Exploring the Legal Dimensions of Online Grooming
What Is Online Grooming?
What is Grooming?
Grooming is the term given to the process of gaining the trust of a child or vulnerable person so that they can be more easily abused. The grooming process may take place over any period of time, long or short, from a day to many months or even years. The perpetrator may assume a false identity in an effort to cover their tracks but this is not always the case.
Grooming in Person
Where the two parties are known to each other, grooming may take place on a face to face basis with meetings progressing over time and gifts or treats being presented to the vulnerable person until they feel a debt of gratitude towards the perpetrator. This was generally how grooming looked before the internet.
Grooming in the online world
Increasingly in the modern world, grooming will take place online. The online world allows the perpetrator to hide behind a false name or a social media account which makes identifying them difficult. Contact can be made with the vulnerable person via messaging apps or online chat rooms. Communication may move from one online platform to another, as the perpetrator seeks ways to isolate the vulnerable person or to ensure that their messaging will be encrypted and therefore more difficult to expose.
Does grooming involve a sexual intention?
The perpetrator’s objective might be to persuade the vulnerable person to meet with them for the purposes of engaging in sexual activity. Or it might be to encourage the sending of sexual images for the perpetrator’s gratification. Either way, the end-goal will generally involve the commission of a sexual offence.
How does the law deal with online grooming offences?
Of course, by the time any sexual act takes place with a child or any indecent images are sent, the abuse has already occurred. As such, the criminal law includes offences which are specifically designed to tackle the act of grooming itself. Law-makers have had to tread carefully in this regard, to avoid criminalising entirely acceptable and lawful communication between an adult and a child. Because the act of grooming largely relates to activity that has yet to take place, it is the intention of the perpetrator that gives rise to the offence. The problem for law enforcers is that the perpetrator will very rarely state his intention. Instead, the criminal intent has to be inferred from what they do say, the circumstances in which they have said it and any other incriminating evidence that might exist.
What is the existing law relating to Grooming Offences?
S15 Sexual Offence Act 2003 makes it an offence for anyone who has met or communicated with a :
- to meet,
- travel to meet, or
- arrange to meet with that child
anywhere in the world
with the intention of committing a sexual offence (as defined by the Sexual Offences Act 2003).
This offence can also be committed if the initial meeting or communication has taken place and it is the child who travels for the purposes of meeting with the perpetrator, who must have the intention to commit a relevant sexual offence with that child.
S15A Sexual Offences Act 2003 was added to the list of sexual offences as a response to the limitations of S15 in tackling the issue of grooming itself. The need for a meeting to have been arranged (or for one party or the other to have travelled for such a meeting) severely restricted law enforcers’ ability to arrest and prosecute those who simply engaged in online communication with a child, with a sexual intent, but with no arrangement to meet having been made.
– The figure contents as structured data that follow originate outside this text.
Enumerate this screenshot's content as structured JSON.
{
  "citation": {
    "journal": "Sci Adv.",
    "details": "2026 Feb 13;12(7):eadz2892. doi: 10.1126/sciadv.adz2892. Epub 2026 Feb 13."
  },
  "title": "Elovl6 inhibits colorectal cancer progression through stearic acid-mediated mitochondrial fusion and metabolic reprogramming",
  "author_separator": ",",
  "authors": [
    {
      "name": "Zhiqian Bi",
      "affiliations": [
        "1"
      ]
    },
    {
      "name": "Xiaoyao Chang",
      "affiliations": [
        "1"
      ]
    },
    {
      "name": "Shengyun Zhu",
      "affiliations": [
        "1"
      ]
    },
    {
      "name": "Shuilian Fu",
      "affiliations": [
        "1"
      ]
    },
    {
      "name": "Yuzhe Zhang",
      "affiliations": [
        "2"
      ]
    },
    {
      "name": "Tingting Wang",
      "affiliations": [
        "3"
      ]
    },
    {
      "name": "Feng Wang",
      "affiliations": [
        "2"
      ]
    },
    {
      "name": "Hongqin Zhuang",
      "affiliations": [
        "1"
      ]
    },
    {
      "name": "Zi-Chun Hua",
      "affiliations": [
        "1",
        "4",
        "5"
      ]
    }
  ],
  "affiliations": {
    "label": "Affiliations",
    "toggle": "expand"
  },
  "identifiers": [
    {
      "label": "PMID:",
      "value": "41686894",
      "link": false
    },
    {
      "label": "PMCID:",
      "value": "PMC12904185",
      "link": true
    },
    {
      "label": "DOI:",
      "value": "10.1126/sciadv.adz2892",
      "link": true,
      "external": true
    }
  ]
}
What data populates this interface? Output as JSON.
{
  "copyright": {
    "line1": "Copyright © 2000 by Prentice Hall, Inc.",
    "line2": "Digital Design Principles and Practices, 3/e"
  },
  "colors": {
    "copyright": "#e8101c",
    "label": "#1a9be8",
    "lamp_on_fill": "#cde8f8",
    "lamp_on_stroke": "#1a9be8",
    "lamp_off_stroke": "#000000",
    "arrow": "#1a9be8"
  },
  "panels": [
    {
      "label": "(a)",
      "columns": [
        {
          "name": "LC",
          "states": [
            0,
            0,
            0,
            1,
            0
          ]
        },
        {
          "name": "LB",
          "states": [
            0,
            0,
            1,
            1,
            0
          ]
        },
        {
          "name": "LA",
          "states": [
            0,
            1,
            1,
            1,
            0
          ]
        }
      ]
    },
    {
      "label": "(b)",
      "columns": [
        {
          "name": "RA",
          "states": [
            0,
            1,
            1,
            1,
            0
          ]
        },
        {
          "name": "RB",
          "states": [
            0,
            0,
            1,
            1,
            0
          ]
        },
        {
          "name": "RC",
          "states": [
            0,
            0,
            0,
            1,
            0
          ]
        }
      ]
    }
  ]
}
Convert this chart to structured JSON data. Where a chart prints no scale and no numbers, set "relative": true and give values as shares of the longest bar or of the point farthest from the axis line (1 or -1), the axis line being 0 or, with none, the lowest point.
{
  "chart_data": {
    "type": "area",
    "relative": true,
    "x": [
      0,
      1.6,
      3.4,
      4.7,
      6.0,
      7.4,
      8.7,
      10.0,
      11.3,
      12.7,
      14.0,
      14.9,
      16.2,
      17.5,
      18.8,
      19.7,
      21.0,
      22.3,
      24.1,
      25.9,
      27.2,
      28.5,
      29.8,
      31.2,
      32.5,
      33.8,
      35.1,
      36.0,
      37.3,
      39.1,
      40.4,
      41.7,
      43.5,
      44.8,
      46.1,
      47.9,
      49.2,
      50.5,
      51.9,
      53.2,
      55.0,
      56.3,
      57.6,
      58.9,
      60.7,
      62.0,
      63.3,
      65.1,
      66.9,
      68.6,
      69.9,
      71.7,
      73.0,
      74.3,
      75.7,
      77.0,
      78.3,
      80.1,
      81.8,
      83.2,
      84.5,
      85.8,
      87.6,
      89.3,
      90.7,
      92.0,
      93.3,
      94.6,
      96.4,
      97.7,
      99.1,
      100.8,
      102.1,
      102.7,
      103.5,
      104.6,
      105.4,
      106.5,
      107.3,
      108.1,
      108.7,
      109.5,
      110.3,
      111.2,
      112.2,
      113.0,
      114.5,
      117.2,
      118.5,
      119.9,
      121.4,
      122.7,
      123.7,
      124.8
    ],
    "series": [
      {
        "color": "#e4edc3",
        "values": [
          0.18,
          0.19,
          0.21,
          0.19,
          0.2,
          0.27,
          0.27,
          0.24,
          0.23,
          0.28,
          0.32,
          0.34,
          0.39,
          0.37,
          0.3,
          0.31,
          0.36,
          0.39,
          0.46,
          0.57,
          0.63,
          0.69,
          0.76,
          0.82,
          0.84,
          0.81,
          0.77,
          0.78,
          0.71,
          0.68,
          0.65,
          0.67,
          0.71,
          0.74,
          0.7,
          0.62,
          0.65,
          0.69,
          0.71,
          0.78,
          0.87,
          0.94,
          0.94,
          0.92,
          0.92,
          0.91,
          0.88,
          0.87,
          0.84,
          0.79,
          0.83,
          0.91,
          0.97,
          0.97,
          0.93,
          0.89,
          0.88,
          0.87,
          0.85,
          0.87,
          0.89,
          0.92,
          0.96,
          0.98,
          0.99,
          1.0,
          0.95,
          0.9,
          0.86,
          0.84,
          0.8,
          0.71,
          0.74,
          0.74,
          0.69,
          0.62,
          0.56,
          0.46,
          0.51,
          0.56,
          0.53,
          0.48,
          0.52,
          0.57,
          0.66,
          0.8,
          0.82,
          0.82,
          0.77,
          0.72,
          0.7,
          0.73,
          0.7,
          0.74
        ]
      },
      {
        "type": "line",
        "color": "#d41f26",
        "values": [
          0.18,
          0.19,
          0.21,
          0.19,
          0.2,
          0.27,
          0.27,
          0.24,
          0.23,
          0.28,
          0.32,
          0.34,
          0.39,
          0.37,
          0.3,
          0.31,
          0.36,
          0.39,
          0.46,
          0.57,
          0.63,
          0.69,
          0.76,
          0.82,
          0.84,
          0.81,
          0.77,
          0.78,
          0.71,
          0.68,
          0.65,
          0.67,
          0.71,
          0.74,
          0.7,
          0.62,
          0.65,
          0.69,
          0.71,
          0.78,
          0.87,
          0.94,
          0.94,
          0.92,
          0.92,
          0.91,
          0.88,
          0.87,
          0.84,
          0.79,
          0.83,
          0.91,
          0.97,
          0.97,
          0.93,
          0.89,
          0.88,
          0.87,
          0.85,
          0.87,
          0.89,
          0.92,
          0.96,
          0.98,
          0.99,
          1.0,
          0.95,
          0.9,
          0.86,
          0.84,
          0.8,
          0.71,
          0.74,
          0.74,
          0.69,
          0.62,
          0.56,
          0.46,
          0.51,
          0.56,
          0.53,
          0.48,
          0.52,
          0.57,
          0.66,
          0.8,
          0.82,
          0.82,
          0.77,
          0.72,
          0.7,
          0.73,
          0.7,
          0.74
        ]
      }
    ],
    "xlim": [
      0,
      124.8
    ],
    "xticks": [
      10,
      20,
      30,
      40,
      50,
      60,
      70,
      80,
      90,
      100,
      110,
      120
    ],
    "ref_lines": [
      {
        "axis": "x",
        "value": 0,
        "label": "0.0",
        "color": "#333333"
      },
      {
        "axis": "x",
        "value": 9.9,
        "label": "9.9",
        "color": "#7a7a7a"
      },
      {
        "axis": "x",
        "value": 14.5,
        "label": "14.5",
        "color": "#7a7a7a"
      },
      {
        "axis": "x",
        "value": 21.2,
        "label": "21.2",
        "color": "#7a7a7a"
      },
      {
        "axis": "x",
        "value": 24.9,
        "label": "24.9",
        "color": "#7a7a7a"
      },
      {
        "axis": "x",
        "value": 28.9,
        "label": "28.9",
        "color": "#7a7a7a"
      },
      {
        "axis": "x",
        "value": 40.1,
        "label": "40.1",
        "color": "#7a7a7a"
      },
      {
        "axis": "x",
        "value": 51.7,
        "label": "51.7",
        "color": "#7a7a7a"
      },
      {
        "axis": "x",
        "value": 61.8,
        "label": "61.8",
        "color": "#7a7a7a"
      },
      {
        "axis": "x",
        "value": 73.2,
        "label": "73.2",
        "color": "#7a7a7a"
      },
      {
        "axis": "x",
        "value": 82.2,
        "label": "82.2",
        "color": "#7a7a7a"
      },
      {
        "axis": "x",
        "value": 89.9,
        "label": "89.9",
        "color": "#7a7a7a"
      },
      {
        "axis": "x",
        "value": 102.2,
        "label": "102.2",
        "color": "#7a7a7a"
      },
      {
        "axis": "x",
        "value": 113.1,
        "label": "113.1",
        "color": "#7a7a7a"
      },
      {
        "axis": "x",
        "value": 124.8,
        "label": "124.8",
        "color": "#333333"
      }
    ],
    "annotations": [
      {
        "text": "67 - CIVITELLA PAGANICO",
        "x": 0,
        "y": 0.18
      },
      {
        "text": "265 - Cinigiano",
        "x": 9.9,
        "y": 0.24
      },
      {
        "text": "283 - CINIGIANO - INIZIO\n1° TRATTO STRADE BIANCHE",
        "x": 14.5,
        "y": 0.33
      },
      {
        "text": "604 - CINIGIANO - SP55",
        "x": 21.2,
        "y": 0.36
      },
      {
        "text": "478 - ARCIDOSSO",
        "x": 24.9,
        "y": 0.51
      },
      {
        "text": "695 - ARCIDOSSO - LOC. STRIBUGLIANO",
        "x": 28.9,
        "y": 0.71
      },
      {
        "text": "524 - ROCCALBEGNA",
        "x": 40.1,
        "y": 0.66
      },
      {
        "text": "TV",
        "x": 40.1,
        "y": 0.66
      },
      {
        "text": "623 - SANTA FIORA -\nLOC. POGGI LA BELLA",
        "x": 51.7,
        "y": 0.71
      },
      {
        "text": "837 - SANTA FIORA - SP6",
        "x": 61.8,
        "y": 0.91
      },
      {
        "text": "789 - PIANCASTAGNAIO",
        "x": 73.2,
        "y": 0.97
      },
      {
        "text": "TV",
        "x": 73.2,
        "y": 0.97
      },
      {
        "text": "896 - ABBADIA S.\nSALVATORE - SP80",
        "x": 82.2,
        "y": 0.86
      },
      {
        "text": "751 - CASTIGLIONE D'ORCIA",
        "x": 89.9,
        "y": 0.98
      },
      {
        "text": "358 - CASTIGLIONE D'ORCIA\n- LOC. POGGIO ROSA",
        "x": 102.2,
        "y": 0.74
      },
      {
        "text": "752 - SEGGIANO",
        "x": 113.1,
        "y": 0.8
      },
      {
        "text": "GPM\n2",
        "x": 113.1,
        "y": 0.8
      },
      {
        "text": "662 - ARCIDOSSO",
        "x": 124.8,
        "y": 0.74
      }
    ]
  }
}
This provision was inserted into the Sexual Offences Act 2003 by the Serious Crime Act 2015 and came into force in April 2017.
S15A makes it an offence for a person aged over 18 to communicate with a person who is (and where the adult does not reasonably believe the other person to be aged 16 or over):
- for the purposes of sexual gratification, and
- where the communication is sexual
- or where it is intended to encourage the child to make a sexual communication
A communication will be deemed to be “sexual” if it relates to sexual activity or if a reasonable person would consider it to be sexual. As such, an offender cannot argue that their communication was not sexual if the “reasonable person” would consider that it was. In criminal trials, the role of the “reasonable person” is generally played by the jury.
What are the sentences for grooming offences?
So, while S15 deals with the offender who arranges to meet a child in order to commit a sexual offence, S15A criminalises the communication itself, provided an element of that communication is deemed to be “sexual”.
In this way, the law seeks to control an offender’s ability to communicate with a child for their own sexual purposes or as part of a longer strategy to groom that child for sexual activity.
The S15 offence carries a maximum sentence of 10 years’ in prison.
The S15A offence carries a maximum sentence of 2 years’ in prison.
Conviction for either offence will result in an automatic requirement to register with the police under the Sexual Offences Act 2003. It is also most likely that the court would impose a Sexual Harm Prevention Order which would seek to limit the offender’s contact with anyone under the age of 18.